Friday, November 17, 2006

Milton Friedman - Some additional thoughts


I only met Friedman once - at a dinner for an institute at Santa Clara University. He and his wife were there celebrating the creation of an institute designed to give students some background in free market thought. He seemed gracious - he was the star of the evening but seemed to move around the room, always with Rose at his side, talking with almost every guest.

As I was thinking about Friedman I read most of the obits in places like the NYT and the WP. His contributions to advancing the free market were continuous. Yet, at several times he intervened in issues where I was directly working.

For example, he was a passionate supporter of the volunteer army. He had a great comment to General WIlliam Westmorland who had said he was reluctant to lead a band of mercenaries. Friedman encountered him and told of the encounter. "I stopped him and said, 'General, would you rather command an army of slaves. . . . If they are mercenaries, then I, sir, am a mercenary professor, and you, sir, are a mercenary general, and we are served by mercenary physicians, we use a mercenary lawyer and we get our meat from a mercenary butcher.' "

He also was willing to confront cliches. He responded in 1962 to Kennedy's famous soundbite that is was wrong headed. Rather than "ask not what your country can do for you, ask what you can do for your country" he argued, in an introduction to Capitalism and Freedom that You should ask neither. “What your country can do for you, implies that the government is the patron, the citizen the ward; and “what you can do for your country” assumes that the government is the master, the citizen the servant." Rather, he said, you should ask, “What I and my compatriots can do through government to help discharge our individual responsibilities, to achieve our several goals and purposes, and above all protect our freedom.” Not as good a soundbite but a clear understanding of how the world should work.

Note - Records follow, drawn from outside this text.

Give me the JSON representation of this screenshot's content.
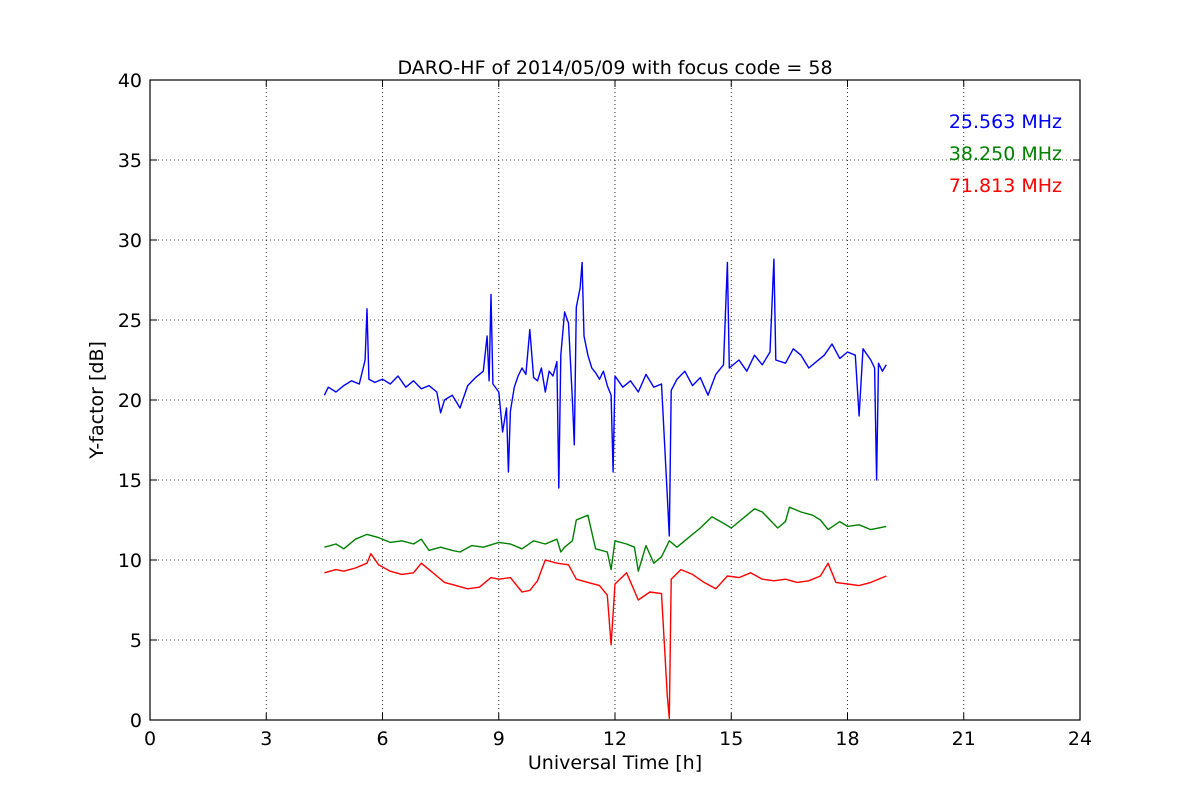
{
  "chart_data": {
    "type": "line",
    "title": "DARO-HF of 2014/05/09 with focus code = 58",
    "xlabel": "Universal Time [h]",
    "ylabel": "Y-factor [dB]",
    "xlim": [
      0,
      24
    ],
    "ylim": [
      0,
      40
    ],
    "xticks": [
      0,
      3,
      6,
      9,
      12,
      15,
      18,
      21,
      24
    ],
    "yticks": [
      0,
      5,
      10,
      15,
      20,
      25,
      30,
      35,
      40
    ],
    "grid": true,
    "legend_position": "top-right",
    "series": [
      {
        "name": "25.563 MHz",
        "color": "#0000ff",
        "points": [
          [
            4.5,
            20.3
          ],
          [
            4.6,
            20.8
          ],
          [
            4.8,
            20.5
          ],
          [
            5.0,
            20.9
          ],
          [
            5.2,
            21.2
          ],
          [
            5.4,
            21.0
          ],
          [
            5.55,
            22.5
          ],
          [
            5.6,
            25.7
          ],
          [
            5.65,
            21.3
          ],
          [
            5.8,
            21.1
          ],
          [
            6.0,
            21.3
          ],
          [
            6.2,
            21.0
          ],
          [
            6.4,
            21.5
          ],
          [
            6.6,
            20.8
          ],
          [
            6.8,
            21.2
          ],
          [
            7.0,
            20.7
          ],
          [
            7.2,
            20.9
          ],
          [
            7.4,
            20.5
          ],
          [
            7.5,
            19.2
          ],
          [
            7.6,
            20.0
          ],
          [
            7.8,
            20.3
          ],
          [
            8.0,
            19.5
          ],
          [
            8.2,
            20.9
          ],
          [
            8.4,
            21.4
          ],
          [
            8.6,
            21.8
          ],
          [
            8.7,
            24.0
          ],
          [
            8.75,
            21.2
          ],
          [
            8.8,
            26.6
          ],
          [
            8.85,
            21.0
          ],
          [
            9.0,
            20.5
          ],
          [
            9.1,
            18.0
          ],
          [
            9.2,
            19.5
          ],
          [
            9.25,
            15.5
          ],
          [
            9.3,
            19.3
          ],
          [
            9.4,
            20.8
          ],
          [
            9.5,
            21.5
          ],
          [
            9.6,
            22.0
          ],
          [
            9.7,
            21.6
          ],
          [
            9.8,
            24.4
          ],
          [
            9.9,
            21.4
          ],
          [
            10.0,
            21.2
          ],
          [
            10.1,
            22.0
          ],
          [
            10.2,
            20.5
          ],
          [
            10.3,
            21.8
          ],
          [
            10.4,
            21.5
          ],
          [
            10.5,
            22.4
          ],
          [
            10.55,
            14.5
          ],
          [
            10.6,
            22.8
          ],
          [
            10.7,
            25.5
          ],
          [
            10.8,
            24.8
          ],
          [
            10.9,
            20.0
          ],
          [
            10.95,
            17.2
          ],
          [
            11.0,
            25.8
          ],
          [
            11.1,
            27.0
          ],
          [
            11.15,
            28.6
          ],
          [
            11.2,
            24.0
          ],
          [
            11.3,
            22.8
          ],
          [
            11.4,
            22.0
          ],
          [
            11.5,
            21.7
          ],
          [
            11.6,
            21.3
          ],
          [
            11.7,
            21.8
          ],
          [
            11.8,
            20.9
          ],
          [
            11.9,
            20.3
          ],
          [
            11.95,
            15.5
          ],
          [
            12.0,
            21.5
          ],
          [
            12.2,
            20.8
          ],
          [
            12.4,
            21.2
          ],
          [
            12.6,
            20.5
          ],
          [
            12.8,
            21.6
          ],
          [
            13.0,
            20.8
          ],
          [
            13.2,
            21.0
          ],
          [
            13.35,
            14.0
          ],
          [
            13.4,
            11.5
          ],
          [
            13.45,
            20.6
          ],
          [
            13.6,
            21.3
          ],
          [
            13.8,
            21.8
          ],
          [
            14.0,
            20.9
          ],
          [
            14.2,
            21.4
          ],
          [
            14.4,
            20.3
          ],
          [
            14.6,
            21.6
          ],
          [
            14.8,
            22.2
          ],
          [
            14.9,
            28.6
          ],
          [
            14.95,
            22.0
          ],
          [
            15.2,
            22.5
          ],
          [
            15.4,
            21.8
          ],
          [
            15.6,
            22.8
          ],
          [
            15.8,
            22.2
          ],
          [
            16.0,
            23.0
          ],
          [
            16.1,
            28.8
          ],
          [
            16.15,
            22.5
          ],
          [
            16.4,
            22.3
          ],
          [
            16.6,
            23.2
          ],
          [
            16.8,
            22.8
          ],
          [
            17.0,
            22.0
          ],
          [
            17.2,
            22.4
          ],
          [
            17.4,
            22.8
          ],
          [
            17.6,
            23.5
          ],
          [
            17.8,
            22.6
          ],
          [
            18.0,
            23.0
          ],
          [
            18.2,
            22.8
          ],
          [
            18.3,
            19.0
          ],
          [
            18.4,
            23.2
          ],
          [
            18.6,
            22.5
          ],
          [
            18.7,
            22.0
          ],
          [
            18.75,
            15.0
          ],
          [
            18.8,
            22.3
          ],
          [
            18.9,
            21.8
          ],
          [
            19.0,
            22.2
          ]
        ]
      },
      {
        "name": "38.250 MHz",
        "color": "#008000",
        "points": [
          [
            4.5,
            10.8
          ],
          [
            4.8,
            11.0
          ],
          [
            5.0,
            10.7
          ],
          [
            5.3,
            11.3
          ],
          [
            5.6,
            11.6
          ],
          [
            5.9,
            11.4
          ],
          [
            6.2,
            11.1
          ],
          [
            6.5,
            11.2
          ],
          [
            6.8,
            11.0
          ],
          [
            7.0,
            11.3
          ],
          [
            7.2,
            10.6
          ],
          [
            7.5,
            10.8
          ],
          [
            7.8,
            10.6
          ],
          [
            8.0,
            10.5
          ],
          [
            8.3,
            10.9
          ],
          [
            8.6,
            10.8
          ],
          [
            9.0,
            11.1
          ],
          [
            9.3,
            11.0
          ],
          [
            9.6,
            10.7
          ],
          [
            9.9,
            11.2
          ],
          [
            10.2,
            11.0
          ],
          [
            10.5,
            11.3
          ],
          [
            10.6,
            10.5
          ],
          [
            10.7,
            10.8
          ],
          [
            10.9,
            11.2
          ],
          [
            11.0,
            12.5
          ],
          [
            11.3,
            12.8
          ],
          [
            11.5,
            10.7
          ],
          [
            11.8,
            10.5
          ],
          [
            11.9,
            9.4
          ],
          [
            12.0,
            11.2
          ],
          [
            12.3,
            11.0
          ],
          [
            12.5,
            10.8
          ],
          [
            12.6,
            9.3
          ],
          [
            12.8,
            10.9
          ],
          [
            13.0,
            9.8
          ],
          [
            13.2,
            10.2
          ],
          [
            13.4,
            11.2
          ],
          [
            13.6,
            10.8
          ],
          [
            13.9,
            11.4
          ],
          [
            14.2,
            12.0
          ],
          [
            14.5,
            12.7
          ],
          [
            14.8,
            12.3
          ],
          [
            15.0,
            12.0
          ],
          [
            15.3,
            12.6
          ],
          [
            15.6,
            13.2
          ],
          [
            15.8,
            13.0
          ],
          [
            16.0,
            12.5
          ],
          [
            16.2,
            12.0
          ],
          [
            16.4,
            12.4
          ],
          [
            16.5,
            13.3
          ],
          [
            16.8,
            13.0
          ],
          [
            17.1,
            12.8
          ],
          [
            17.3,
            12.5
          ],
          [
            17.5,
            11.9
          ],
          [
            17.8,
            12.4
          ],
          [
            18.0,
            12.1
          ],
          [
            18.3,
            12.2
          ],
          [
            18.6,
            11.9
          ],
          [
            19.0,
            12.1
          ]
        ]
      },
      {
        "name": "71.813 MHz",
        "color": "#ff0000",
        "points": [
          [
            4.5,
            9.2
          ],
          [
            4.8,
            9.4
          ],
          [
            5.0,
            9.3
          ],
          [
            5.3,
            9.5
          ],
          [
            5.6,
            9.8
          ],
          [
            5.7,
            10.4
          ],
          [
            5.9,
            9.7
          ],
          [
            6.2,
            9.3
          ],
          [
            6.5,
            9.1
          ],
          [
            6.8,
            9.2
          ],
          [
            7.0,
            9.8
          ],
          [
            7.2,
            9.4
          ],
          [
            7.4,
            9.0
          ],
          [
            7.6,
            8.6
          ],
          [
            7.9,
            8.4
          ],
          [
            8.2,
            8.2
          ],
          [
            8.5,
            8.3
          ],
          [
            8.8,
            8.9
          ],
          [
            9.0,
            8.8
          ],
          [
            9.3,
            8.9
          ],
          [
            9.6,
            8.0
          ],
          [
            9.8,
            8.1
          ],
          [
            10.0,
            8.7
          ],
          [
            10.2,
            10.0
          ],
          [
            10.5,
            9.8
          ],
          [
            10.8,
            9.7
          ],
          [
            11.0,
            8.8
          ],
          [
            11.3,
            8.6
          ],
          [
            11.6,
            8.4
          ],
          [
            11.8,
            7.8
          ],
          [
            11.9,
            4.7
          ],
          [
            12.0,
            8.5
          ],
          [
            12.3,
            9.2
          ],
          [
            12.6,
            7.5
          ],
          [
            12.9,
            8.0
          ],
          [
            13.2,
            7.9
          ],
          [
            13.35,
            1.5
          ],
          [
            13.4,
            0.1
          ],
          [
            13.45,
            8.8
          ],
          [
            13.7,
            9.4
          ],
          [
            14.0,
            9.1
          ],
          [
            14.3,
            8.6
          ],
          [
            14.6,
            8.2
          ],
          [
            14.9,
            9.0
          ],
          [
            15.2,
            8.9
          ],
          [
            15.5,
            9.2
          ],
          [
            15.8,
            8.8
          ],
          [
            16.1,
            8.7
          ],
          [
            16.4,
            8.8
          ],
          [
            16.7,
            8.6
          ],
          [
            17.0,
            8.7
          ],
          [
            17.3,
            9.0
          ],
          [
            17.5,
            9.8
          ],
          [
            17.7,
            8.6
          ],
          [
            18.0,
            8.5
          ],
          [
            18.3,
            8.4
          ],
          [
            18.6,
            8.6
          ],
          [
            19.0,
            9.0
          ]
        ]
      }
    ]
  }
}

Friedman worked for the government during WWII in the Department of the Treasury. He commented that it was something his wife never forgave him for. He commented “There is no doubt that it would not have been possible to collect the amount of taxes imposed during World War II without withholding taxes at the source. But it is also true, that the existence of withholding has made it possible for taxes to be higher after the war than they otherwise could have been. So I have a good deal of sympathy for the view that, however necessary withholding may have been for wartime purposes, its existence has had some negative effects in the postwar period.”

The Nobel laureate understood the free market is a real democratizing force. “The free market is the only mechanism that has ever been discovered for achieving participatory democracy.”

My favorite quote from Friedman was one that was reprinted in the WSJ today. "Given our monstrous, overgrown government structure, any three letters chosen at random would probably designate an agency or part of a department that could profitably be abolished." I was reminded of what happened when a friend during the Nixon administration who went to an interagency meeting (he was representing Elliott Richardson at HEW) signed in as the Deputy Assistant Secretary for Aircraft and Sewage and began getting meeting notices for interagency meetings on transportation and solid waste issues.

There were two reflections that were especially important. The first came from a small minded biographer of John Kenneth Galbraith. Richard Parker commented in the Boston Globe last year (and requoted in the WP story) that Friedman's calls for market deregulation had negative consequences. Friedman's "passionate calls for financial and securities market deregulation played no small role in ushering in the half-trillion dollar S&L fiasco of the 1980s and the deeply corrupt Wall Street stock market boom of the 1990s. His tax-reduction-at-all-costs policies helped lead to the nation's yawning budget deficits." Obviously, both conclusions are nonsense. As I remember the S&L crisis came about in part because of democrat leaders like St. Germain who wanted to socialize risk but dramatically increasing the insurance of these accounts while simultaneously attempting to broader their charters. Those were not adherence to free market principles but the opposite. The tax policies advocated by Friedman did not increase the deficit rather increases in spending (which Friedman continuously argued for) did. One should not be surprised that a fan of Galbraith would be so misinformed.

But then there was a more balanced comment from a colleague at Chicago. As noted yesterday, one of the things which impressed me most was Friedman's passionate commitment to reasoned debate. (Something that the political system could benefit from today.) W. Allen Wallis who was both a classmate and faculty colleague said “What was really so important about him,” was his tremendous basic intelligence, his ingenuity, perseverance — his way of getting to the bottom of things, of looking at them in a new way.”